Эфраим Баух - Пустыня внемлет Богу
Профессионально осмотревшись вокруг, так, чтобы ни в одну щель не забился какой-нибудь шептун, выбрав место в необъятном дворцовом саду, откуда ни один звук не долетит до постоянно подслушивающих отдушин, открытых и скрытых, Яхмес рассказывает внуку и сыну повелителя миров историю Иосефа и братьев его.
Поздняя ночь. Тишина. Все живое во дворце спит. Даже Яхмес уснул в соседнем помещении для охраны.
Ком стоит в горле Месу.
Слезы выступают на глазах, перед которыми так живо и жестоко встает миг, когда братья едят хлеб над ямой, куда бросили Иосефа.
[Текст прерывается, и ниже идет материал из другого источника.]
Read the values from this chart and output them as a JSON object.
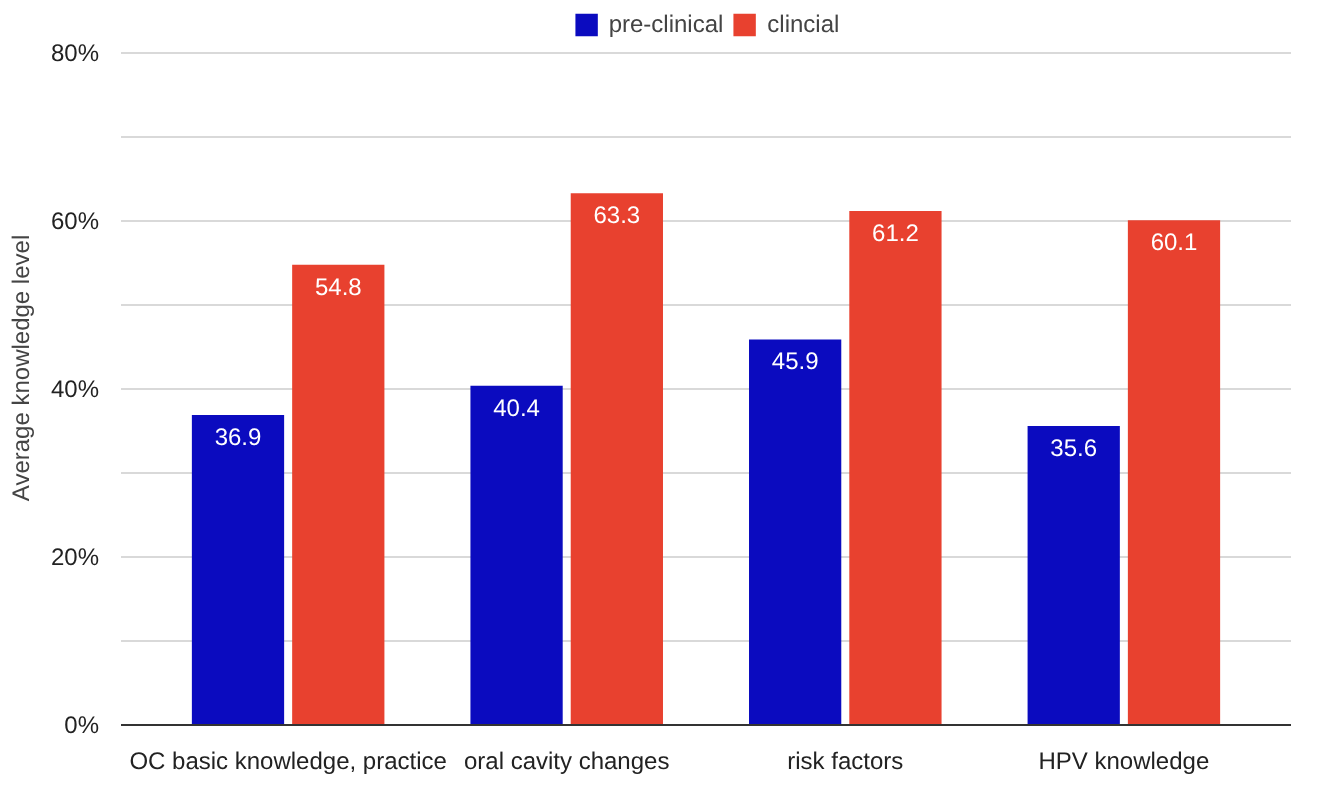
{
  "chart_data": {
    "type": "bar",
    "ylabel": "Average knowledge level",
    "categories": [
      "OC basic knowledge, practice",
      "oral cavity changes",
      "risk factors",
      "HPV knowledge"
    ],
    "series": [
      {
        "name": "pre-clinical",
        "color": "#0b0bbf",
        "values": [
          36.9,
          40.4,
          45.9,
          35.6
        ]
      },
      {
        "name": "clincial",
        "color": "#e8412f",
        "values": [
          54.8,
          63.3,
          61.2,
          60.1
        ]
      }
    ],
    "ylim": [
      0,
      85
    ],
    "yticks": [
      {
        "value": 0,
        "label": "0%"
      },
      {
        "value": 10,
        "label": null
      },
      {
        "value": 20,
        "label": "20%"
      },
      {
        "value": 30,
        "label": null
      },
      {
        "value": 40,
        "label": "40%"
      },
      {
        "value": 50,
        "label": null
      },
      {
        "value": 60,
        "label": "60%"
      },
      {
        "value": 70,
        "label": null
      },
      {
        "value": 80,
        "label": "80%"
      }
    ],
    "grid": "y",
    "legend": "top",
    "data_labels": true
  }
}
Вместе с ними Месу оплакивает смерть их отца Иакова.
Месу, которому предстоит долгая жизнь, так и не услышит более великой истории, поистине одной из корней мира.
У Яхмеса большие надежды на Месу, да времена другие: вряд ли Месу удастся стать новым Иосефом, хотя по статусу он и сейчас намного выше первого министра, каким был Иосеф.
4. Дальний пристальный взгляд
Совершенно неожиданно продолжение рассказа о Иосефе и его братьях.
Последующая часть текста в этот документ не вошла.